N esta semana se suelen hacer resúmenes del año que cerramos ya. Cierto que, desde que llegó la pandemia, todo ha quedado opacado o deslucido; hasta el paso del tiempo ha perdido cierto sentido y noticias de hoy nos parecen antiguas o repetidas. Como columnista me veía un poco en el deber, como otros años, de recordar cosas chulas y sorprendentes que antes no sabíamos. Pero con la cobertura de azúcar que ha tenido el mundo la semana pasada (nunca sufrimos navidades tan peligrosas para las personas con diabetes moral como estas últimas) se me hace imposible el ejercicio buenista de alabar la ciencia que acaba de lanzar un telescopio impresionante; que llevamos un año encontrando un Marte que de alguna manera parece más cercano; que se usan inteligencias artificiales para avanzar y sobre todo mejorar el conocimiento en áreas donde parecía imposible encontrar una solución; que la sensibilización ante los graves problemas económicos y ambientales (que son la misma cosa si se mira correctamente) todavía nos permitiría sobrevivir como civilización si actuamos cuanto antes.

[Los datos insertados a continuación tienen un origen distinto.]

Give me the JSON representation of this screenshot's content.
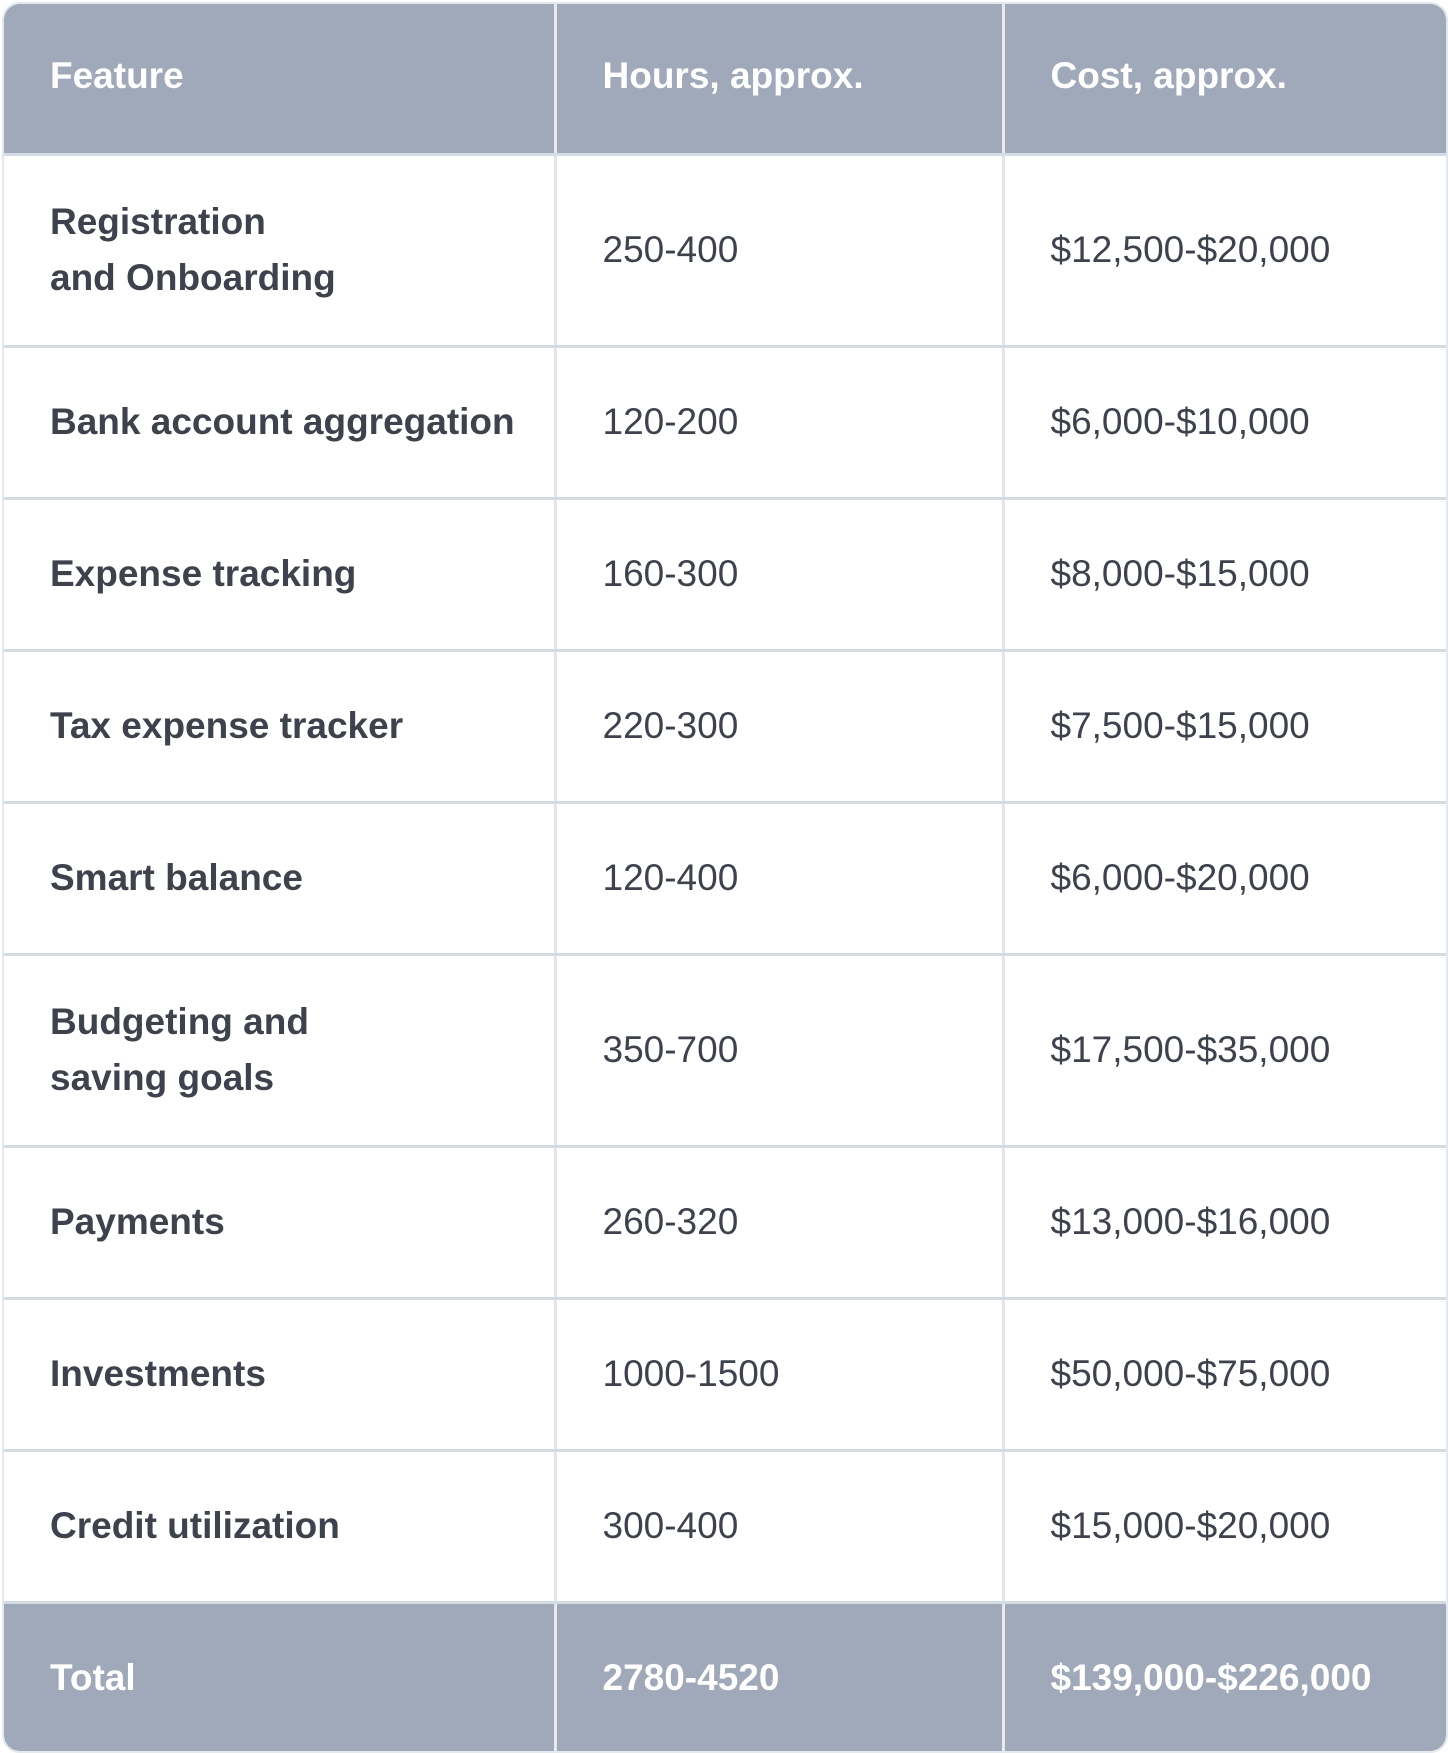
{
  "table": {
    "headers": [
      "Feature",
      "Hours, approx.",
      "Cost, approx."
    ],
    "rows": [
      {
        "feature": "Registration\nand Onboarding",
        "hours": "250-400",
        "cost": "$12,500-$20,000"
      },
      {
        "feature": "Bank account aggregation",
        "hours": "120-200",
        "cost": "$6,000-$10,000"
      },
      {
        "feature": "Expense tracking",
        "hours": "160-300",
        "cost": "$8,000-$15,000"
      },
      {
        "feature": "Tax expense tracker",
        "hours": "220-300",
        "cost": "$7,500-$15,000"
      },
      {
        "feature": "Smart balance",
        "hours": "120-400",
        "cost": "$6,000-$20,000"
      },
      {
        "feature": "Budgeting and\nsaving goals",
        "hours": "350-700",
        "cost": "$17,500-$35,000"
      },
      {
        "feature": "Payments",
        "hours": "260-320",
        "cost": "$13,000-$16,000"
      },
      {
        "feature": "Investments",
        "hours": "1000-1500",
        "cost": "$50,000-$75,000"
      },
      {
        "feature": "Credit utilization",
        "hours": "300-400",
        "cost": "$15,000-$20,000"
      }
    ],
    "total": {
      "label": "Total",
      "hours": "2780-4520",
      "cost": "$139,000-$226,000"
    }
  },
  "colors": {
    "header_bg": "#a0a9b9",
    "header_text": "#ffffff",
    "body_text": "#3d424d",
    "border": "#d3dce5"
  }
}
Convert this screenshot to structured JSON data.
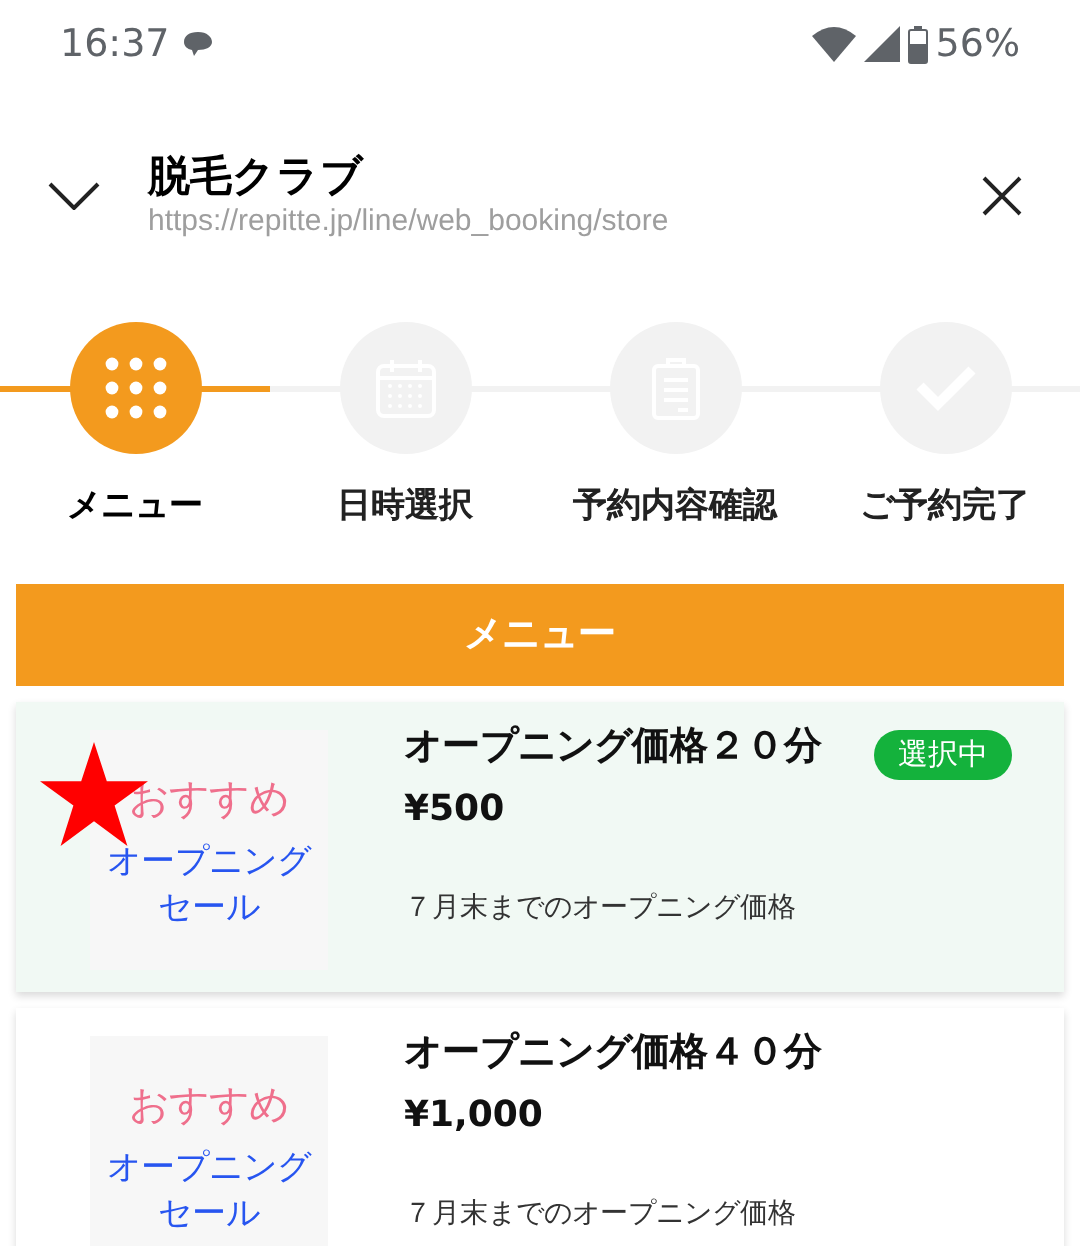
{
  "status_bar": {
    "time": "16:37",
    "battery": "56%"
  },
  "header": {
    "title": "脱毛クラブ",
    "url": "https://repitte.jp/line/web_booking/store"
  },
  "steps": [
    {
      "kind": "menu",
      "label": "メニュー",
      "selected": true
    },
    {
      "kind": "calendar",
      "label": "日時選択",
      "selected": false
    },
    {
      "kind": "clipboard",
      "label": "予約内容確認",
      "selected": false
    },
    {
      "kind": "check",
      "label": "ご予約完了",
      "selected": false
    }
  ],
  "section_title": "メニュー",
  "menu_items": [
    {
      "thumb_top": "おすすめ",
      "thumb_lines": [
        "オープニング",
        "セール"
      ],
      "title": "オープニング価格２０分",
      "price": "¥500",
      "note": "７月末までのオープニング価格",
      "selected": true,
      "badge": "選択中",
      "starred": true
    },
    {
      "thumb_top": "おすすめ",
      "thumb_lines": [
        "オープニング",
        "セール"
      ],
      "title": "オープニング価格４０分",
      "price": "¥1,000",
      "note": "７月末までのオープニング価格",
      "selected": false,
      "starred": false
    }
  ]
}
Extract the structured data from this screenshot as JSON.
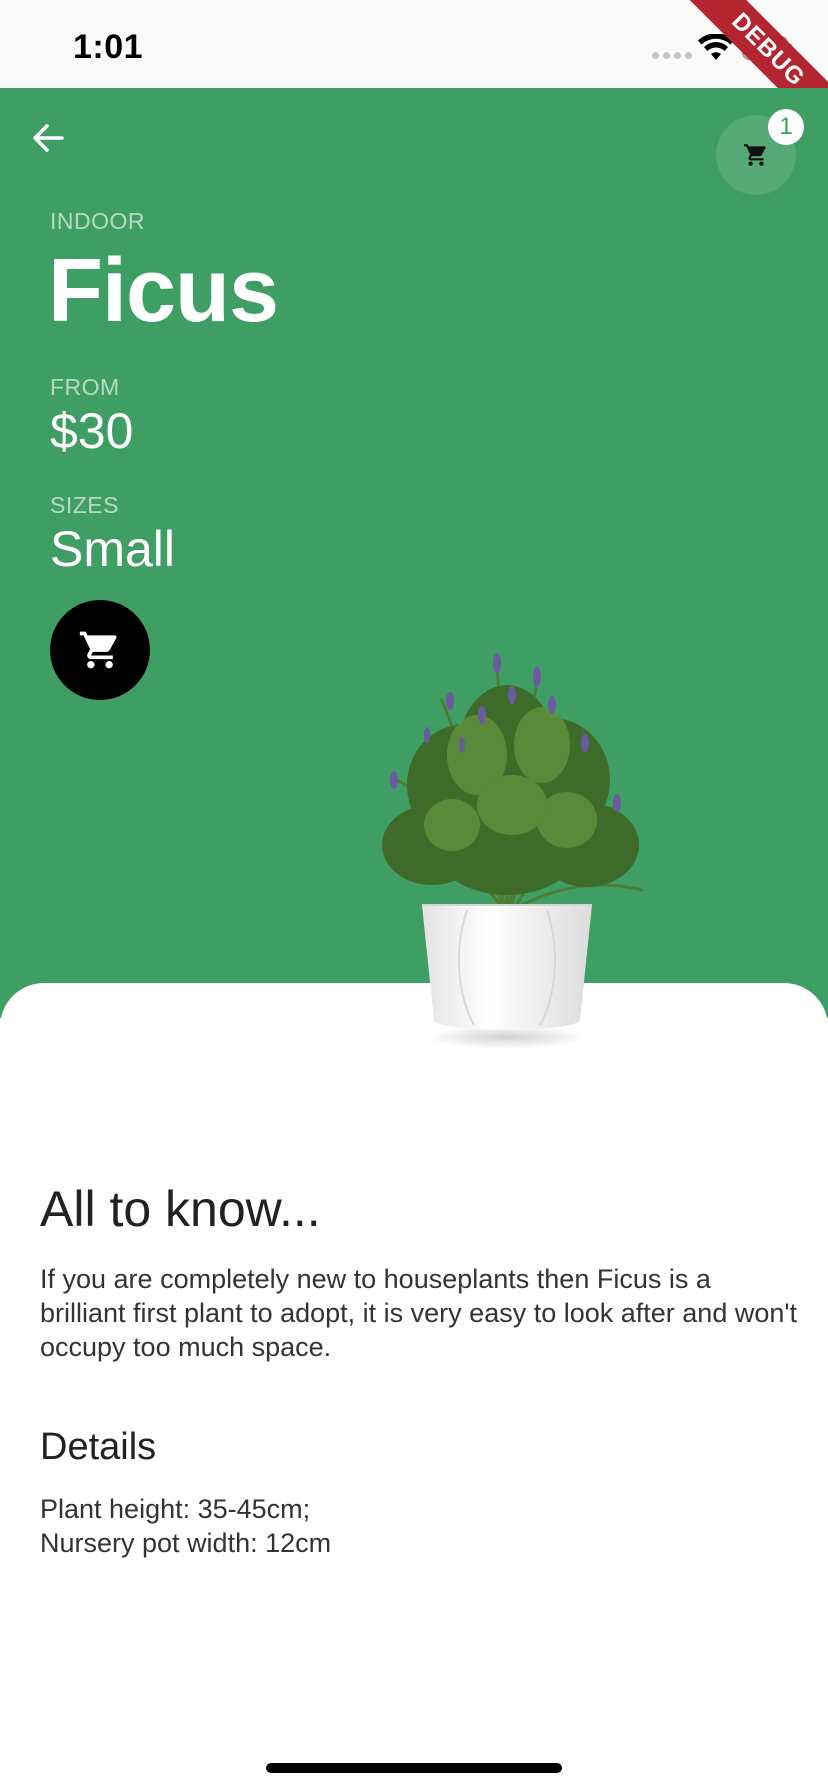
{
  "status_bar": {
    "time": "1:01",
    "debug_banner": "DEBUG"
  },
  "header": {
    "cart_count": "1"
  },
  "product": {
    "category": "INDOOR",
    "name": "Ficus",
    "price_label": "FROM",
    "price": "$30",
    "size_label": "SIZES",
    "size": "Small"
  },
  "colors": {
    "hero_background": "#3e9e64",
    "sheet_background": "#ffffff",
    "add_to_cart_button": "#000000",
    "debug_banner": "#b3262f"
  },
  "about": {
    "title": "All to know...",
    "text": "If you are completely new to houseplants then Ficus is a brilliant first plant to adopt, it is very easy to look after and won't occupy too much space."
  },
  "details": {
    "title": "Details",
    "items": [
      "Plant height: 35-45cm;",
      "Nursery pot width: 12cm"
    ]
  },
  "icons": {
    "back": "arrow-left-icon",
    "cart": "shopping-cart-icon",
    "add_to_cart": "shopping-cart-icon"
  }
}
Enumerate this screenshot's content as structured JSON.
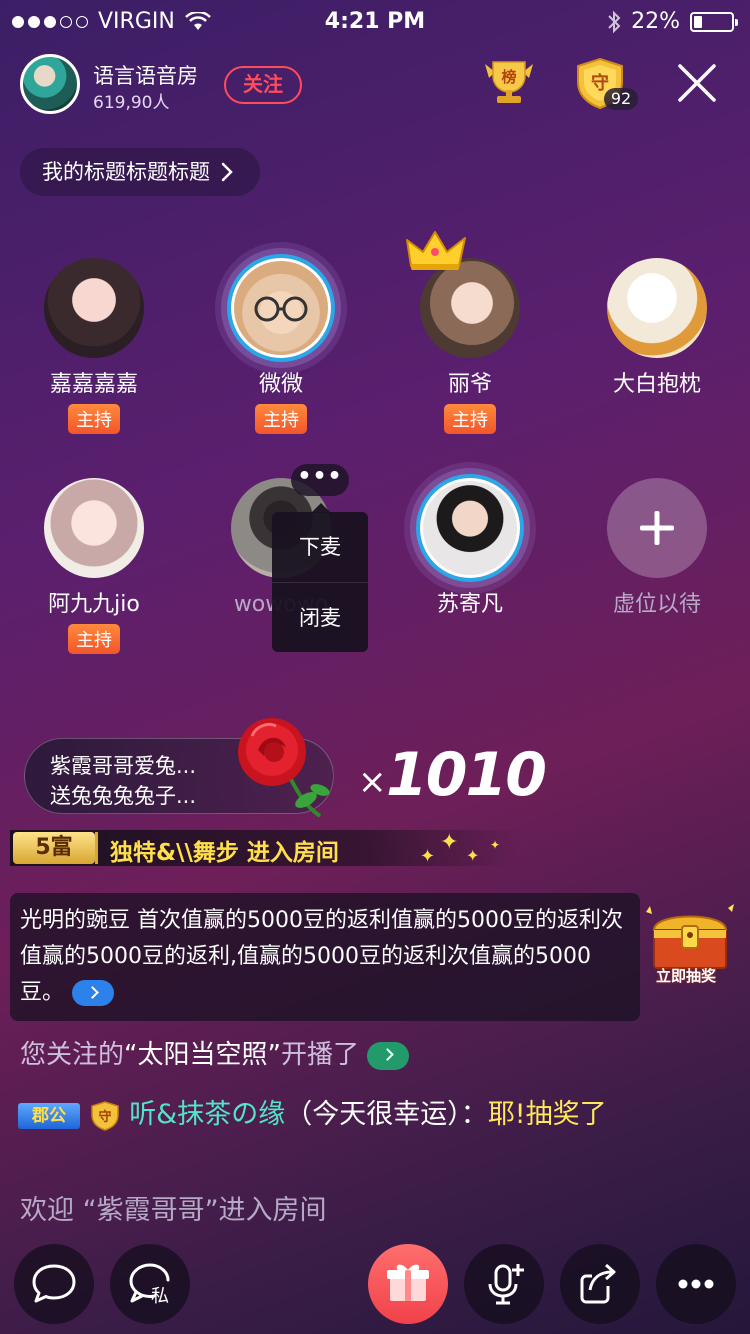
{
  "status_bar": {
    "carrier": "VIRGIN",
    "time": "4:21 PM",
    "battery": "22%",
    "battery_level": 0.22
  },
  "header": {
    "room_name": "语言语音房",
    "audience_count": "619,90人",
    "follow_label": "关注",
    "rank_icon_text": "榜",
    "guard_icon_text": "守",
    "guard_count": "92"
  },
  "topic": {
    "label": "我的标题标题标题"
  },
  "seats": [
    {
      "name": "嘉嘉嘉嘉",
      "badge": "主持",
      "speaking": false
    },
    {
      "name": "微微",
      "badge": "主持",
      "speaking": true
    },
    {
      "name": "丽爷",
      "badge": "主持",
      "speaking": false
    },
    {
      "name": "大白抱枕",
      "badge": "",
      "speaking": false
    },
    {
      "name": "阿九九jio",
      "badge": "主持",
      "speaking": false
    },
    {
      "name": "wowowo",
      "badge": "",
      "speaking": false
    },
    {
      "name": "苏寄凡",
      "badge": "",
      "speaking": true
    },
    {
      "name": "虚位以待",
      "badge": "",
      "speaking": false
    }
  ],
  "seat_menu": {
    "more_label": "•••",
    "items": [
      "下麦",
      "闭麦"
    ]
  },
  "gift_banner": {
    "line1": "紫霞哥哥爱兔...",
    "line2": "送兔兔兔兔子...",
    "multiplier": "×",
    "count": "1010"
  },
  "entry_notice": {
    "badge": "5富",
    "text": "独特&\\\\舞步 进入房间"
  },
  "messages": {
    "system": "光明的豌豆 首次值赢的5000豆的返利值赢的5000豆的返利次值赢的5000豆的返利,值赢的5000豆的返利次值赢的5000豆。",
    "lottery_label": "立即抽奖",
    "follow_prefix": "您关注的",
    "follow_name": "“太阳当空照”",
    "follow_suffix": "开播了",
    "chat_club": "郡公",
    "chat_guard": "守",
    "chat_name": "听&抹茶の缘",
    "chat_body": "（今天很幸运）：",
    "chat_text": "耶!抽奖了",
    "welcome": "欢迎 “紫霞哥哥”进入房间"
  },
  "bottom_bar": {
    "private_label": "私"
  }
}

Pero este es una vez más un año de barbarie consolidada en ese asqueroso odio contra los derechos de las personas, contra las libertades, contra la crítica a la avidez capitalista que es causa de todos los males causables. Cada vez que se avanza en un derecho humano sale una legión vociferante y mentirosa a provocar el caos o la contrarreforma. Lo peor del año es que todavía no hemos conseguido parar a ese ejército reaccionario que en las redes y los medios tiene un altavoz impune que usan mientras además se reclaman discriminados. Lo peor del año ha sido tener que pasar tanto tiempo explicando que es mejor no leer ni escuchar a esos tipejos sino acompañar a sus víctimas, mujeres, inmigrantes, desposeídas, el mundo que lucha por sobrevivir.